Одиночество жреца. Том I - Александр Якубович
А вот все, что было после — уже смутно.
Когда я подумал о том, что в моем теле не осталось целых мышц и связок, я был не слишком далек от истины. Вышел я из котла арены, будто в тумане: посох все еще сиял красным и горел силой бога Войны весь мой путь до кровати. Всю дорогу, почти не шатаясь, я прошел на чистом адреналине и морально-волевых, а вот когда сияние Пала окончательно ушло из артефакта, меня накрыло. Благо, постель была уже близко, так что рухнул я лицом не в каменный пол, а на мягкую и комфортную кровать.
Впрочем, легче от этого не стало. Дышать было откровенно тяжело, как и вовсе двигаться.
— Антон, ты как?
Это был Орвист. Он с отцом пока боялись меня трогать.
Я смог в ответ промычать что-то про отдачу от удара, после чего дыхание окончательно сбилось из-за очередного приступа боли во всем теле, после которого я был способен только хватать ртом воздух.
Хвала Семерым, Орвист был тогда со мной на штурме поместья Регонов. И он подробно расспрашивал меня после, конкретно — как я вынес большую и крепкую дверь в несколько ударов железной палкой. Тогда я рассказал виконту, что отдача от ударов была чудовищная, и еще пару дней жаловался на боль в плечах и руках — тогда я еле-еле успел восстановиться к штурму порта Миллер.
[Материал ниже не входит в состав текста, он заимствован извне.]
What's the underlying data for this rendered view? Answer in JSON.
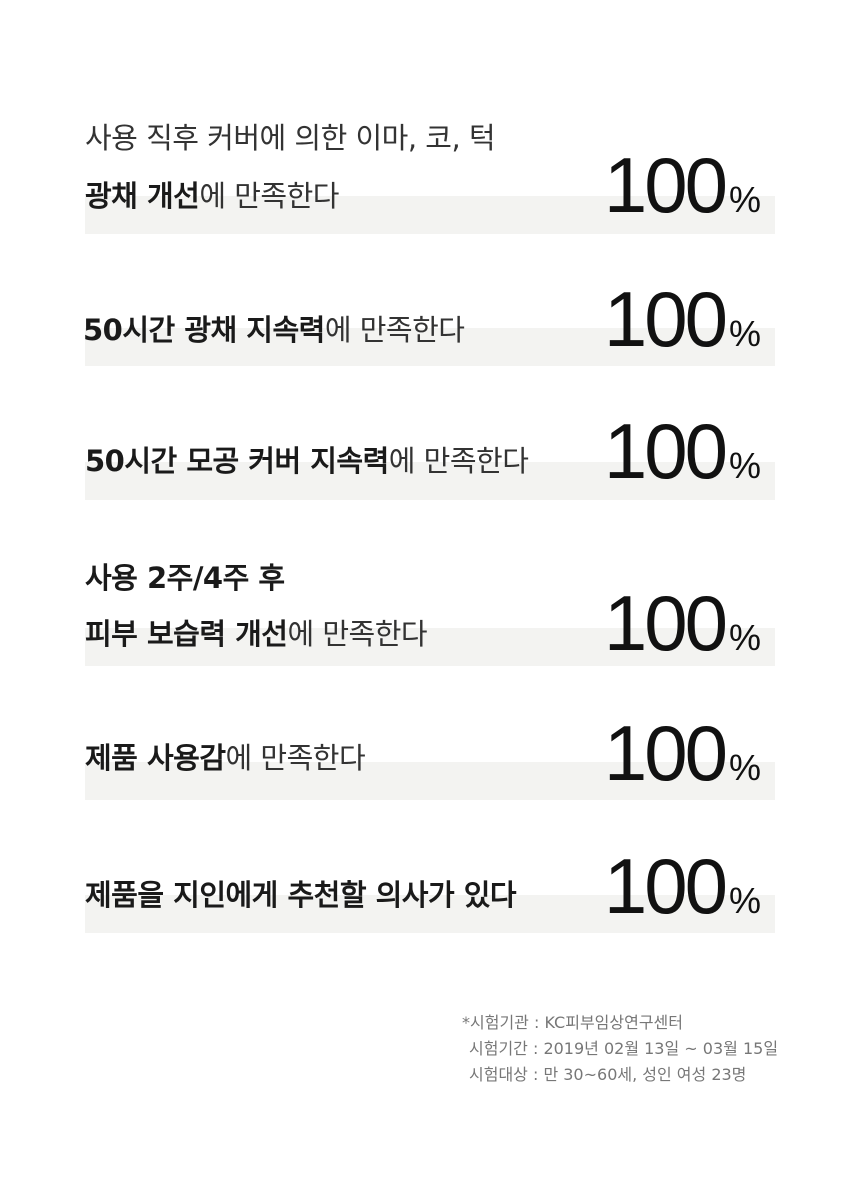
{
  "rows": [
    {
      "line1": "사용 직후 커버에 의한 이마, 코, 턱",
      "bold": "광채 개선",
      "rest": "에 만족한다",
      "value": "100",
      "unit": "%"
    },
    {
      "bold": "50시간 광채 지속력",
      "rest": "에 만족한다",
      "value": "100",
      "unit": "%"
    },
    {
      "bold": "50시간 모공 커버 지속력",
      "rest": "에 만족한다",
      "value": "100",
      "unit": "%"
    },
    {
      "line1": "사용 2주/4주 후",
      "bold": "피부 보습력 개선",
      "rest": "에 만족한다",
      "value": "100",
      "unit": "%"
    },
    {
      "bold": "제품 사용감",
      "rest": "에 만족한다",
      "value": "100",
      "unit": "%"
    },
    {
      "bold": "제품을 지인에게 추천할 의사가 있다",
      "rest": "",
      "value": "100",
      "unit": "%"
    }
  ],
  "notes": {
    "institution": "*시험기관 : KC피부임상연구센터",
    "period": "시험기간 : 2019년 02월 13일 ~ 03월 15일",
    "subjects": "시험대상 : 만 30~60세, 성인 여성 23명"
  }
}
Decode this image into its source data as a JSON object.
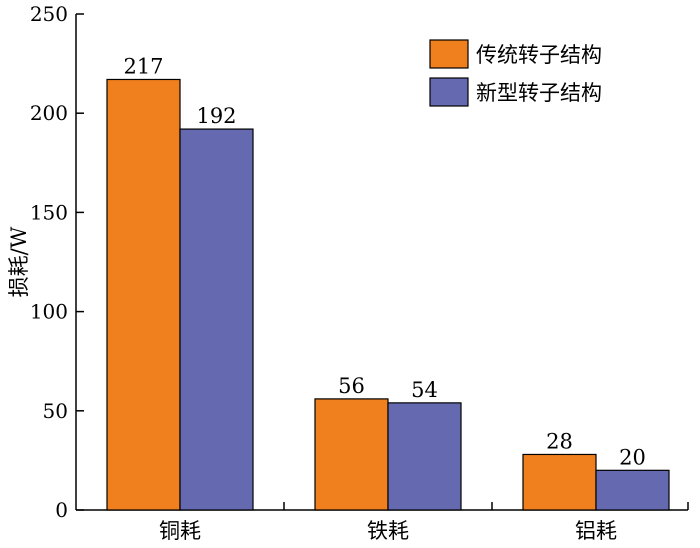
{
  "chart_data": {
    "type": "bar",
    "categories": [
      "铜耗",
      "铁耗",
      "铝耗"
    ],
    "series": [
      {
        "name": "传统转子结构",
        "values": [
          217,
          56,
          28
        ],
        "color": "#F07F1E"
      },
      {
        "name": "新型转子结构",
        "values": [
          192,
          54,
          20
        ],
        "color": "#6469B0"
      }
    ],
    "ylabel": "损耗/W",
    "xlabel": "",
    "ylim": [
      0,
      250
    ],
    "yticks": [
      0,
      50,
      100,
      150,
      200,
      250
    ],
    "grid": false,
    "legend_position": "top-right",
    "data_labels": true
  }
}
Сейчас же все было намного хуже. Физика, бессердечная ты сука, почему вообще существует такое понятие, как реакция опоры? Я понимал, что большую часть энергии поглотил посох, иначе меня бы просто разорвало на части, но и того, что дошло до моих рук и тела, хватило с избытком. Отдаленно похожие ощущения я испытывал только в застенках Кая Фотена, когда меня укладывали на дыбу. Вполне возможно, у меня сейчас были сломаны кости в руках, но за общей болью я не мог понять, было ли дело в переломах, или так болели порванные мышцы.
Вполне вероятно, после своей выходки я останусь инвалидом.
Вся надежда была на силу Лу, точнее, на ту ее часть, что делала меня Истинным Жрецом богини. После событий на берегу, в Миллере, я ни разу не болел, а сама Лу говорила, что и заживать на мне будет все, как на собаке. Я верил богине — кто бы не поверил, тем более когда тебе сулят около ста пятидесяти-ста восьмидесяти лет жизни в здравом уме и трезвой памяти? Понятное дело, что чисто на физиологическом уровне это объясняется повышенной регенерацией.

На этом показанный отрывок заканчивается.